Avec la révolution industrielle apparaît
le phénomène des phalanstères*.
La Société d’Exploitation des carrières
de porphyre de Saint-Raphaël
va développer son entreprise sur ce
modèle.
Avec la croissance rapide de l’exploitation,
le besoin de main-d’oeuvre
devenant crucial, il est fait appel à
l’immigration italienne.
Les premières maisons ont été bâties
en 1872 et l’extension de la cité s’est
poursuivie jusqu’en 1950.
* Groupe de personnes vivant en communauté et ayant des activités et un but commun ;
lieu où vit ce groupe.
L’ÉCOLE DU VILLAGE
DEPUIS 1883 UNE ÉCOLE CONSTRUITE PAR L’ENTREPRISE ÉTAIT RÉSERVÉE AUX ENFANTS
DES OUVRIERS. L’ENSEIGNEMENT ÉTANT ASSURÉ PAR DES RELIGIEUSES QUI, PLUS TARD,
SERONT REMPLACÉES PAR TROIS ENSEIGNANTS LAÏCS.

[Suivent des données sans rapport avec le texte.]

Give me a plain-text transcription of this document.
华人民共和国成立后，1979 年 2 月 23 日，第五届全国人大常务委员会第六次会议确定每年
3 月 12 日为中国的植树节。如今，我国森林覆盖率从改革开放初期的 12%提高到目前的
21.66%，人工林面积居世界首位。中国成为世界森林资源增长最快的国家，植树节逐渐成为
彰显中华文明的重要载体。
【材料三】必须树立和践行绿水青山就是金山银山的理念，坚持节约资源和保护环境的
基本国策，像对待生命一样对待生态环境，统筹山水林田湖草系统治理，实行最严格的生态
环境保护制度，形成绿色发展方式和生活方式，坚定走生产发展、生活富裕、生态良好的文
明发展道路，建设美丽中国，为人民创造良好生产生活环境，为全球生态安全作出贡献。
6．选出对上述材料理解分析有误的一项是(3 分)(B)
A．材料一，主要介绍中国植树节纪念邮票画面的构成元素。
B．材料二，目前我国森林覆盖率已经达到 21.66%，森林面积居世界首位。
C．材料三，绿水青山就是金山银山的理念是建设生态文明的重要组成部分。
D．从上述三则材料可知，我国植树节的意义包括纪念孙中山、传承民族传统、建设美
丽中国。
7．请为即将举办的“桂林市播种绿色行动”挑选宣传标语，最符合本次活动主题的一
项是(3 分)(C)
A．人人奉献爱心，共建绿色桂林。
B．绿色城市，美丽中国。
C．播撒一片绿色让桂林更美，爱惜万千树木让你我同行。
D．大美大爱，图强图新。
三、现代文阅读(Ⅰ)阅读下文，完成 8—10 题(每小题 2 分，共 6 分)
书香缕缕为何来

Le Dramont est le seul quartier, hors du centre de Saint-Raphaël, à posséder
une école, ce privilège se poursuivra jusqu’à la fin des années vingt.
LA CHAPELLE SAINT ROCH
JUSQU’À LA CONSTRUCTION DE LA CHAPELLE, LE PLUS PROCHE LIEU DE CULTE
ÉTAIT À AGAY, OBLIGEANT FEMMES ET ENFANTS (QUI ÉTAIENT TRÈS PRATIQUANTS,
CONTRAIREMENT AUX HOMMES) À SE RENDRE À PIED DANS CE QUARTIER VOISIN.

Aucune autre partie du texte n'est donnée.